The Toolbox Murders

Informationen

OT:The Toolbox Murders

ca.91 Minuten

USA 2003

Regie

  • Tobe Hooper
Darsteller

  • Angela Bettis
  • Brent Roam
  • Marco Rodríguez
  • u.a.

The Toolbox Murders

Story

Das junge Liebespaar Nell und Steven zieht in ein altes Mietshaus am Rande von Hollywood. Die junge Lehrerin und der angehende Arzt sind alles andere als auf den ersten Blick in ihre neue Behausung verliebt. Es ist irgendwie düster in dem Gemäuer. Die Wände sind so dünn, dass man jedes Wort aus dem Nachbarzimmer versteht. Zudem gibt es einige bautechnische Mängel.

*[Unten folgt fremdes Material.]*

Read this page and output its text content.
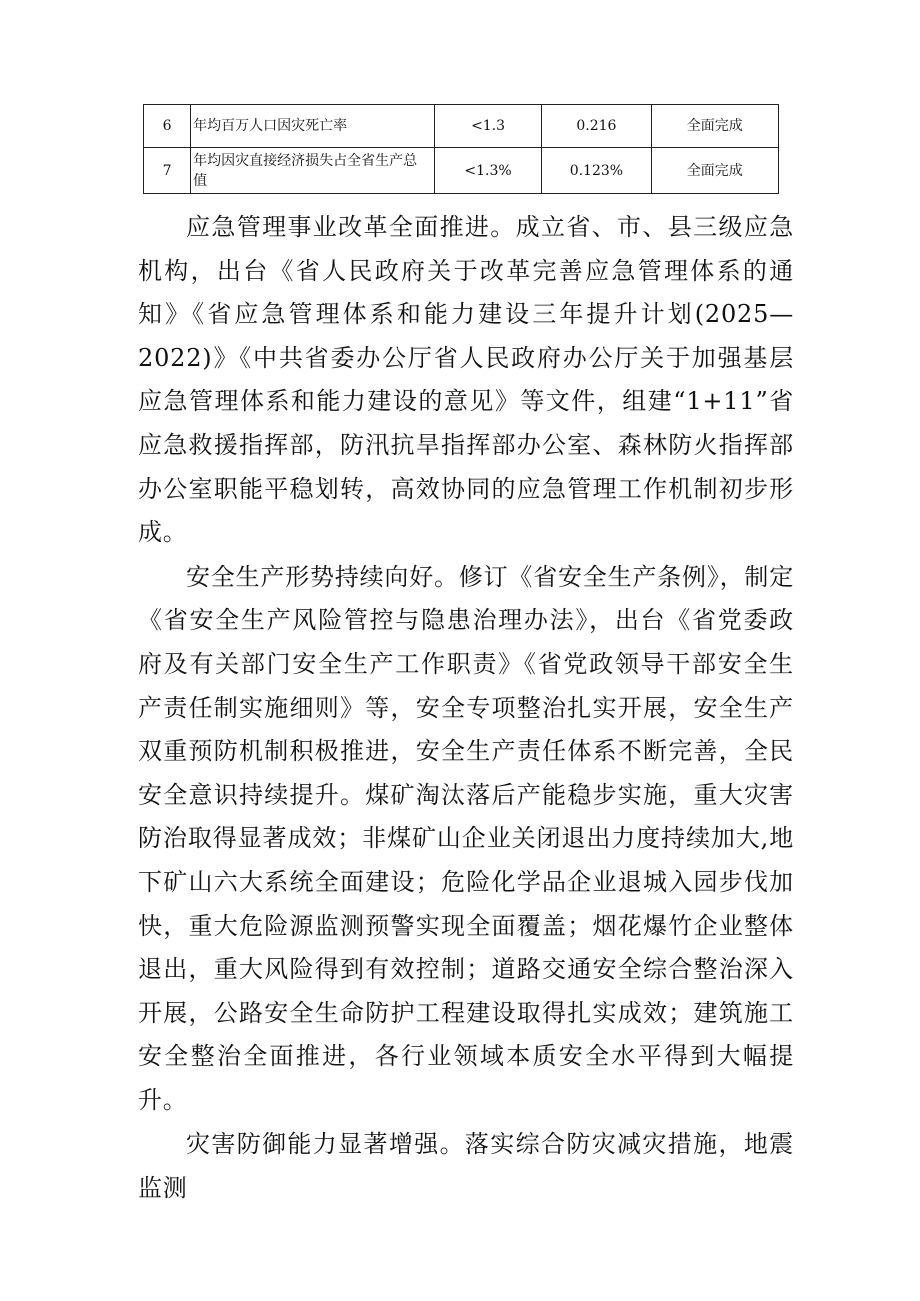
6	年均百万人口因灾死亡率	<1.3	0.216	全面完成
7	年均因灾直接经济损失占全省生产总值	<1.3%	0.123%	全面完成

应急管理事业改革全面推进。成立省、市、县三级应急机构，出台《省人民政府关于改革完善应急管理体系的通知》《省应急管理体系和能力建设三年提升计划(2025—2022)》《中共省委办公厅省人民政府办公厅关于加强基层应急管理体系和能力建设的意见》等文件，组建“1+11”省应急救援指挥部，防汛抗旱指挥部办公室、森林防火指挥部办公室职能平稳划转，高效协同的应急管理工作机制初步形成。

安全生产形势持续向好。修订《省安全生产条例》，制定《省安全生产风险管控与隐患治理办法》，出台《省党委政府及有关部门安全生产工作职责》《省党政领导干部安全生产责任制实施细则》等，安全专项整治扎实开展，安全生产双重预防机制积极推进，安全生产责任体系不断完善，全民安全意识持续提升。煤矿淘汰落后产能稳步实施，重大灾害防治取得显著成效；非煤矿山企业关闭退出力度持续加大,地下矿山六大系统全面建设；危险化学品企业退城入园步伐加快，重大危险源监测预警实现全面覆盖；烟花爆竹企业整体退出，重大风险得到有效控制；道路交通安全综合整治深入开展，公路安全生命防护工程建设取得扎实成效；建筑施工安全整治全面推进，各行业领域本质安全水平得到大幅提升。

灾害防御能力显著增强。落实综合防灾减灾措施，地震监测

Zwar bietet das Haus einigen Service: Einen Hausmeister, der handwerklich sehr begabt scheint, einen Pagen, der sich um das Wohl der Mieter kümmern soll. Die negativen Eindrücke überwiegen aber. Und die beiden ahnen nicht, was hinter den Mauern des Hauses geschieht: Ein Killer geht um, der mit verschiedenen Werkzeugen wahllos Leute niedermetzelt. Als Nell eines Tages dem Verschwinden ihrer Nachbarin nachgehen will, wird sie zwangsweise mit dem Mörder konfrontiert.

Kritik

Tobe Hooper („Blutgericht in Texas“) hat nach einigen weniger unterhaltsamen Filmen endlich mal wieder einen Volltreffer gelandet. Wer den Film „Der Bohrmaschinenkiller“ ( The Toolbox Murders, 1978) kennt und einen ähnlich schlechten Film als Neuverfilmung erwartet, täuscht sich. – Zum Glück. Denn das angebliche Remake ist eigentlich keines. Einzige Parallele: Die ungewöhnliche Tatwaffe.

„The Toolbox Murders” beginnt spannend und macht bereits nach den ersten Minuten Lust auf mehr.

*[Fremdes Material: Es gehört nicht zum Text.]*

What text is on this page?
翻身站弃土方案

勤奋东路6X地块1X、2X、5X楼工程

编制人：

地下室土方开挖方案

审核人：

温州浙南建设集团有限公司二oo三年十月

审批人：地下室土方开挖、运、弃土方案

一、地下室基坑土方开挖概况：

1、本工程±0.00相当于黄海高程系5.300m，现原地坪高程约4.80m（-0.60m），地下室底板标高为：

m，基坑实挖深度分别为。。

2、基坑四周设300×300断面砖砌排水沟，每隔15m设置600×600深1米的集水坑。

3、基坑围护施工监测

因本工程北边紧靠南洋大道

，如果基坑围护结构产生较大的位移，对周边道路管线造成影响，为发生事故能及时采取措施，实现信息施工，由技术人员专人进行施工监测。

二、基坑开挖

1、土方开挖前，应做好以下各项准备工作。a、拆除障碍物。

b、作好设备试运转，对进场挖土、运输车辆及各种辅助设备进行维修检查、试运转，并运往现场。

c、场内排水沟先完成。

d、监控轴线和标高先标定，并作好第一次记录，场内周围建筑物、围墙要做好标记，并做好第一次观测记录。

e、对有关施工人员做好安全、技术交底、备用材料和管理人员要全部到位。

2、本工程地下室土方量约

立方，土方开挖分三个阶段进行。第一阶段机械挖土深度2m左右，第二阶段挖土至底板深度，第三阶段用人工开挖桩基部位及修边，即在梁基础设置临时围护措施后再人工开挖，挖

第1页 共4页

Nachdem einige Leute ihr Leben lassen mussten und man die Protagonistin nebst Ehemann kennen gelernt hat, geht es auch schon ans Eingemachte. Mit einer sehr gelungenen Atmosphäre, Schockmomenten, die einem das Herz in die Hose rutschen lassen und Splatterszenen, die es wirklich in sich haben. Langeweile kommt so gut wie gar nicht auf. Der Betrachter wartet von Szene zu Szene auf neue Auftritte des mysteriösen Killers und wünscht sich eine Auflösung des Geschehens.

„The Toolbox Murders” ist sicherlich kein Film, der das Genre neu erfindet, es zeigt sich sogar von Vorteil, dass ein Altmeister den Regiestab in die Hand genommen hat und auf Altbewehrtes setzt. Denn ein Horrorfan will den Horror spüren und sehen. Dank der meisterlichen Arbeit von Hooper bekommt man hier einen wirklich gelungenen Horrorfilm zu sehen, der zu den besten Beiträgen der letzten Jahre zu zählen ist. Der Film soll zwar von der „Motion Picture Association of America“ im Vorhinein geschnitten worden sein, doch was übrig geblieben ist, ist teilweise ultraheftig.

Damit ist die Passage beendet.